Whisperfish uses SQLCipher to store its data. SQLCipher is essentially SQLite with encryption features. Entering a password when registering Whisperfish makes the database encrypted, without password it's just a plain SQLite database.
During development it's often handy to have a database or schema at hand.
If you don't want to mess with your Whisperfish database, or even a copy of it,
you can create a plain SQLite database with create-database.sh
.
See doc: Cool hacks for development
Whisperfish supports i18n translations and uses Text ID Based Translations. For an easy way to help translating, you can join on Weblate.
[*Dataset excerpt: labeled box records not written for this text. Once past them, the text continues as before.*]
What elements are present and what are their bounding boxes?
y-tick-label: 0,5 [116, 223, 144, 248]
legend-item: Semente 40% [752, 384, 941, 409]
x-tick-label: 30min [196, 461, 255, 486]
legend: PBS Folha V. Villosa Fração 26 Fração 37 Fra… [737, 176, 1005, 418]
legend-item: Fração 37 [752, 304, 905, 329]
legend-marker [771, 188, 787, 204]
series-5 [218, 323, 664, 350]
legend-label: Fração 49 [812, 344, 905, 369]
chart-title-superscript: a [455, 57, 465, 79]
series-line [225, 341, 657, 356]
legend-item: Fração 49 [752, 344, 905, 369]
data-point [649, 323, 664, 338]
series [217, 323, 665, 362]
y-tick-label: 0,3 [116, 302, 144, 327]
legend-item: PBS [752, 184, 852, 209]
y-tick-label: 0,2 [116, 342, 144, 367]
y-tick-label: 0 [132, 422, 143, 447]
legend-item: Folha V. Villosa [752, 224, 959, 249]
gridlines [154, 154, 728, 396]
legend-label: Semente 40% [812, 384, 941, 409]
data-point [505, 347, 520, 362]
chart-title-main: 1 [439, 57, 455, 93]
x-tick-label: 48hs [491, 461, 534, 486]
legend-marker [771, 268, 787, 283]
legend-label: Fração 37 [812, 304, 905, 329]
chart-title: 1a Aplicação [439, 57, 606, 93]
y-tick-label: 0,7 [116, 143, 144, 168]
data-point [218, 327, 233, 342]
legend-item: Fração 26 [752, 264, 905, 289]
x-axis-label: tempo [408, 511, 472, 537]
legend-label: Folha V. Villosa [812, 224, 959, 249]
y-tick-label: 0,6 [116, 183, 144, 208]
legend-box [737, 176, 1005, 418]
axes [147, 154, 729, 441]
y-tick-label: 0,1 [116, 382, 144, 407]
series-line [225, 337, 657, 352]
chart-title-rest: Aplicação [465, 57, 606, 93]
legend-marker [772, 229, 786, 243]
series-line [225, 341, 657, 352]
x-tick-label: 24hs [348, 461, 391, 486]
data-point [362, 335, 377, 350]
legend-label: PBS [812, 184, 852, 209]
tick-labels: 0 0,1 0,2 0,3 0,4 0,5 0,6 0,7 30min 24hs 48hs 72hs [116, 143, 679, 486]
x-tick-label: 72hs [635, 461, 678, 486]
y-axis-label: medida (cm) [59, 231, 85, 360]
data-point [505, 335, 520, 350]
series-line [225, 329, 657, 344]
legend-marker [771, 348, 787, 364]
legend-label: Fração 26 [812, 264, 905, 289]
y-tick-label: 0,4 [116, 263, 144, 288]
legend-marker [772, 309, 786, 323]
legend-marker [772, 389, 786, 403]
Before Whisperfish 0.6.0-alpha.1, "the Rust port", Whisperfish was licensed under the GNU General Public License. Since Whisperfish 0.6.0-alpha.1, Whisperfish links to AGPLv3 code, and as such is a combined work as meant under clause 13 of the GPLv3.
The original GPLv3 licensed code that is still contained in this repository, still falls under GPLv3, as per the copyright of Andrew E. Bruno. This is the original license statement:
Copyright (C) 2016-2018 Andrew E. Bruno
Whisperfish is free software: you can redistribute it and/or modify it under the terms of the GNU General Public License as published by the Free Software Foundation, either version 3 of the License, or (at your option) any later version.
This program is distributed in the hope that it will be useful, but WITHOUT ANY WARRANTY; without even the implied warranty of MERCHANTABILITY or FITNESS FOR A PARTICULAR PURPOSE. See the GNU General Public License for more details.
You should have received a copy of the GNU General Public License along with this program. If not, see <http://www.gnu.org/licenses/>.
This is the license statement since 2019, since Whisperfish 0.6.0-alpha.1.
Copyright (C) 2019-2020 Ruben De Smet, Markus Törnqvist
Whisperfish is free software: you can redistribute it and/or modify it under the terms of the GNU Affero General Public License as published by the Free Software Foundation, either version 3 of the License, or (at your option) any later version.
Whisperfish is distributed in the hope that it will be useful, but WITHOUT ANY WARRANTY; without even the implied warranty of MERCHANTABILITY or FITNESS FOR A PARTICULAR PURPOSE. See the GNU Affero General Public License for more details.